If I were to sell the lots for $125,000 each, that would be $875,000. I would have selling costs and carrying costs for each of those lots. I would guess it would cost me at least $50,000 to sell those lots after title insurance, real estate agent commissions, and closing costs. I could possibly make $375,000 on this project, which seems like a lot of money on the surface. When I got further into the project, a few things worried me:
- I noticed some other lots in the area were selling for $150,000, but some were not selling for $100,000. I looked into this more and found the local school districts played a huge role in the demand for lots.
- It takes a while to sell a lot. I talked to other agents in the area and they said they had a hard time selling lots, but had no problem selling new houses. Building houses would be fun but even more involved and risky.
- It may take me two years to complete this project and sell all my lots.
While it is possible I could make $375,000 or more on this subdivision, I also may only make $200,000 if the lot prices aren’t as high as I think they are. Two years is a long time and our market could change for the worse in that time. If the market tanked, I could be stuck with unsold lots for years. I do not think this would happen, but you never know.
Is the risk and investment worth the potential profit for the subdivision?
I would have $400,000 to $450,000 invested in this project with a potential profit of $200,000 to $400,000. I was able to finance part of the purchase of the land, but most of this money would be cash out of my pocket. Basically I would have more than $300,000 invested for at least a year since I would not have to build the road or pay for the water until the subdivision was approved. Not only do I have to look at the investment return, but the opportunity cost. If I have this much money invested into the project, I will not be able to flip as many houses or buy more rentals for a while.
I have ten flips going at the moment. I have sold 6 flips in 2016 and bought 6 more. I figured that if I used $300,000 to invest in the subdivision, I would lose out on at least 7 flips a year. I average about $30,000 in profit on each flip which is $210,000 a year I would be missing out on. There are other positives with flips as well.
- I can flip a property much faster, which would reduce my exposure to market changes.
- I have a much better idea on the market value of flips versus lots.
- I have much more experience with flipping.
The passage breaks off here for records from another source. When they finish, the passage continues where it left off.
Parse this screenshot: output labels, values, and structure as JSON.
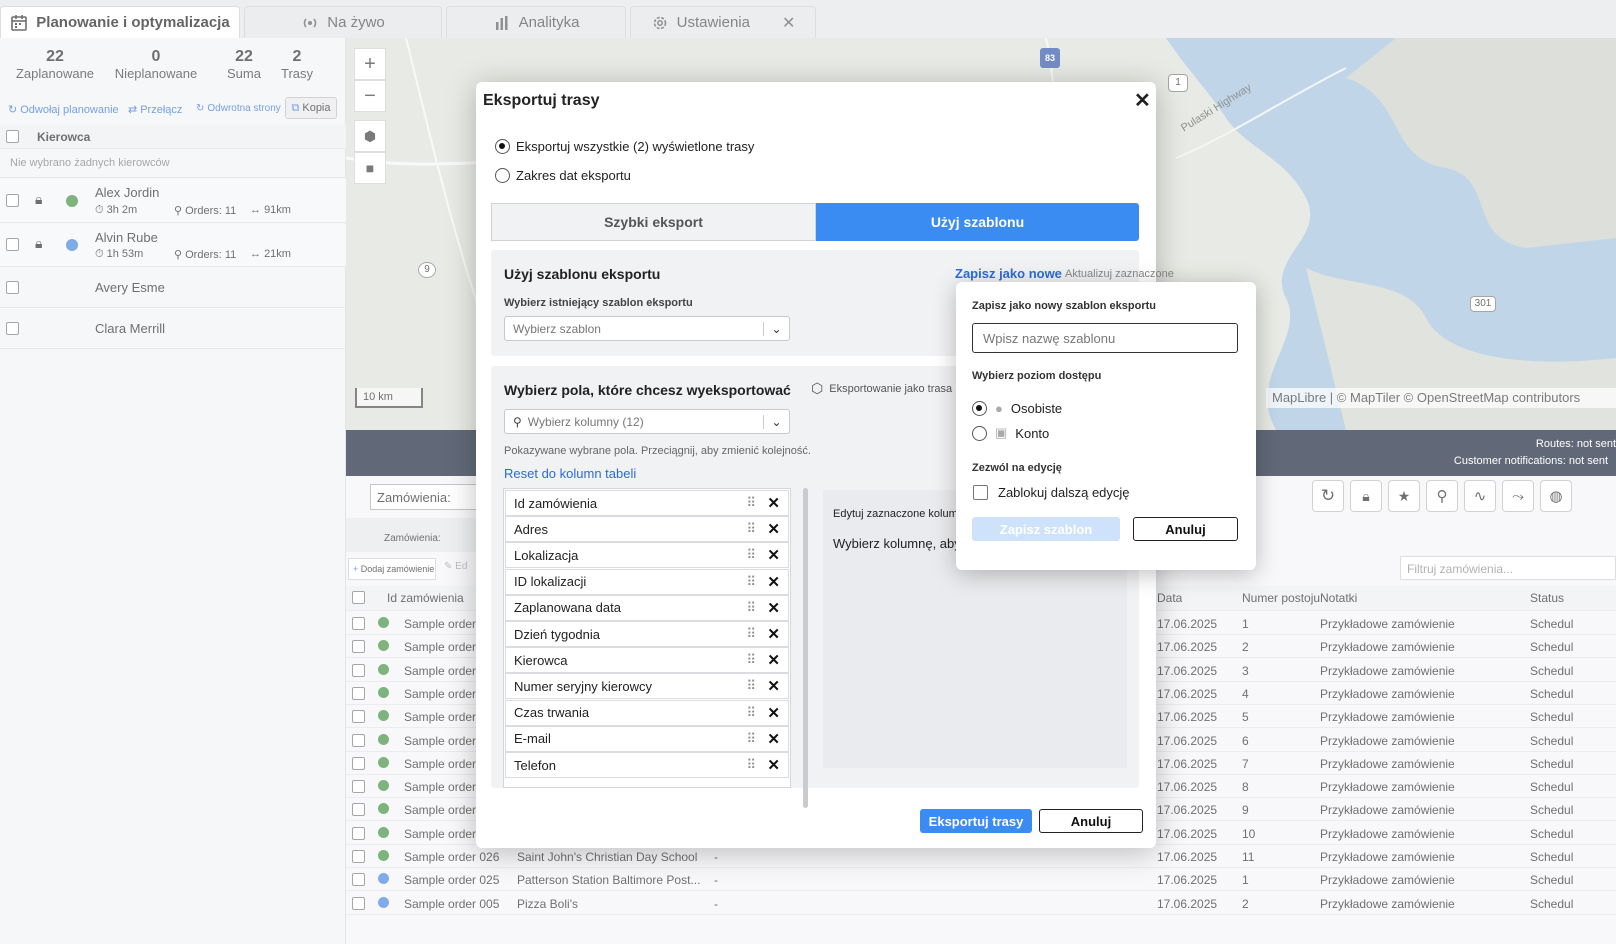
{
  "tabs": [
    {
      "label": "Planowanie i optymalizacja"
    },
    {
      "label": "Na żywo"
    },
    {
      "label": "Analityka"
    },
    {
      "label": "Ustawienia"
    }
  ],
  "stats": [
    {
      "value": "22",
      "label": "Zaplanowane"
    },
    {
      "value": "0",
      "label": "Nieplanowane"
    },
    {
      "value": "22",
      "label": "Suma"
    },
    {
      "value": "2",
      "label": "Trasy"
    }
  ],
  "actions": {
    "unschedule": "Odwołaj planowanie",
    "toggle": "Przełącz",
    "reverse": "Odwrotna strony",
    "copy": "Kopia"
  },
  "drivers": {
    "header": "Kierowca",
    "empty": "Nie wybrano żadnych kierowców",
    "items": [
      {
        "name": "Alex Jordin",
        "time": "3h 2m",
        "orders": "Orders: 11",
        "dist": "91km",
        "color": "#3a8a3a"
      },
      {
        "name": "Alvin Rube",
        "time": "1h 53m",
        "orders": "Orders: 11",
        "dist": "21km",
        "color": "#3b7fd9"
      },
      {
        "name": "Avery Esme"
      },
      {
        "name": "Clara Merrill"
      }
    ]
  },
  "map": {
    "scale": "10 km",
    "attribution": "MapLibre | © MapTiler © OpenStreetMap contributors",
    "labels": {
      "hwy": "Pulaski Highway",
      "r83": "83",
      "r1": "1",
      "r9": "9",
      "r301": "301"
    }
  },
  "status": {
    "routes": "Routes: not sent",
    "customer": "Customer notifications: not sent"
  },
  "orders": {
    "filter_label": "Zamówienia:",
    "group_label": "Zamówienia:",
    "add": "Dodaj zamówienie",
    "edit": "Ed",
    "filter_placeholder": "Filtruj zamówienia...",
    "headers": {
      "id": "Id zamówienia",
      "date": "Data",
      "stop": "Numer postoju",
      "notes": "Notatki",
      "status": "Status"
    },
    "rows": [
      {
        "id": "Sample order",
        "addr": "",
        "loc": "",
        "date": "17.06.2025",
        "stop": "1",
        "notes": "Przykładowe zamówienie",
        "status": "Schedul",
        "color": "#3a8a3a"
      },
      {
        "id": "Sample order",
        "addr": "",
        "loc": "",
        "date": "17.06.2025",
        "stop": "2",
        "notes": "Przykładowe zamówienie",
        "status": "Schedul",
        "color": "#3a8a3a"
      },
      {
        "id": "Sample order",
        "addr": "",
        "loc": "",
        "date": "17.06.2025",
        "stop": "3",
        "notes": "Przykładowe zamówienie",
        "status": "Schedul",
        "color": "#3a8a3a"
      },
      {
        "id": "Sample order",
        "addr": "",
        "loc": "",
        "date": "17.06.2025",
        "stop": "4",
        "notes": "Przykładowe zamówienie",
        "status": "Schedul",
        "color": "#3a8a3a"
      },
      {
        "id": "Sample order",
        "addr": "",
        "loc": "",
        "date": "17.06.2025",
        "stop": "5",
        "notes": "Przykładowe zamówienie",
        "status": "Schedul",
        "color": "#3a8a3a"
      },
      {
        "id": "Sample order",
        "addr": "",
        "loc": "",
        "date": "17.06.2025",
        "stop": "6",
        "notes": "Przykładowe zamówienie",
        "status": "Schedul",
        "color": "#3a8a3a"
      },
      {
        "id": "Sample order",
        "addr": "",
        "loc": "",
        "date": "17.06.2025",
        "stop": "7",
        "notes": "Przykładowe zamówienie",
        "status": "Schedul",
        "color": "#3a8a3a"
      },
      {
        "id": "Sample order",
        "addr": "",
        "loc": "",
        "date": "17.06.2025",
        "stop": "8",
        "notes": "Przykładowe zamówienie",
        "status": "Schedul",
        "color": "#3a8a3a"
      },
      {
        "id": "Sample order",
        "addr": "",
        "loc": "",
        "date": "17.06.2025",
        "stop": "9",
        "notes": "Przykładowe zamówienie",
        "status": "Schedul",
        "color": "#3a8a3a"
      },
      {
        "id": "Sample order",
        "addr": "",
        "loc": "",
        "date": "17.06.2025",
        "stop": "10",
        "notes": "Przykładowe zamówienie",
        "status": "Schedul",
        "color": "#3a8a3a"
      },
      {
        "id": "Sample order 026",
        "addr": "Saint John's Christian Day School",
        "loc": "-",
        "date": "17.06.2025",
        "stop": "11",
        "notes": "Przykładowe zamówienie",
        "status": "Schedul",
        "color": "#3a8a3a"
      },
      {
        "id": "Sample order 025",
        "addr": "Patterson Station Baltimore Post...",
        "loc": "-",
        "date": "17.06.2025",
        "stop": "1",
        "notes": "Przykładowe zamówienie",
        "status": "Schedul",
        "color": "#3b7fd9"
      },
      {
        "id": "Sample order 005",
        "addr": "Pizza Boli's",
        "loc": "-",
        "date": "17.06.2025",
        "stop": "2",
        "notes": "Przykładowe zamówienie",
        "status": "Schedul",
        "color": "#3b7fd9"
      }
    ]
  },
  "modal": {
    "title": "Eksportuj trasy",
    "opt_all": "Eksportuj wszystkie (2) wyświetlone trasy",
    "opt_range": "Zakres dat eksportu",
    "seg_quick": "Szybki eksport",
    "seg_template": "Użyj szablonu",
    "tpl_title": "Użyj szablonu eksportu",
    "save_new": "Zapisz jako nowe",
    "update_sel": "Aktualizuj zaznaczone",
    "tpl_select_label": "Wybierz istniejący szablon eksportu",
    "tpl_select_placeholder": "Wybierz szablon",
    "fields_title": "Wybierz pola, które chcesz wyeksportować",
    "export_as_route": "Eksportowanie jako trasa",
    "cols_placeholder": "Wybierz kolumny (12)",
    "hint": "Pokazywane wybrane pola. Przeciągnij, aby zmienić kolejność.",
    "reset": "Reset do kolumn tabeli",
    "columns": [
      "Id zamówienia",
      "Adres",
      "Lokalizacja",
      "ID lokalizacji",
      "Zaplanowana data",
      "Dzień tygodnia",
      "Kierowca",
      "Numer seryjny kierowcy",
      "Czas trwania",
      "E-mail",
      "Telefon"
    ],
    "edit_title": "Edytuj zaznaczone kolumne",
    "edit_hint": "Wybierz kolumnę, aby",
    "export_btn": "Eksportuj trasy",
    "cancel_btn": "Anuluj"
  },
  "popover": {
    "title": "Zapisz jako nowy szablon eksportu",
    "name_placeholder": "Wpisz nazwę szablonu",
    "access_title": "Wybierz poziom dostępu",
    "personal": "Osobiste",
    "account": "Konto",
    "edit_title": "Zezwól na edycję",
    "lock": "Zablokuj dalszą edycję",
    "save": "Zapisz szablon",
    "cancel": "Anuluj"
  }
}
While I might make $200,000 to $400,000 on the subdivision, I might lose that much money or more by doing fewer flips. Plus I think I will still make at least $25,000 on the land if I were to sell it now as a quick flip. In the end it did not make sense to pursue the subdivision because of the risk, the uncertainty, the time it would take to sell lots and the manpower it would take to go through this process.
While it would have been cool to create a subdivision and sell lots, I was a bit relieved when I decided not to. My assistant and I had been spending a lot of time on the project, and we had barely gotten started. The more we learned, the more risk we saw and the rewards were just not worth it. I guess that is why so few people develop land, and why there are not many new subdivisions being built in our area even though housing prices keep going up.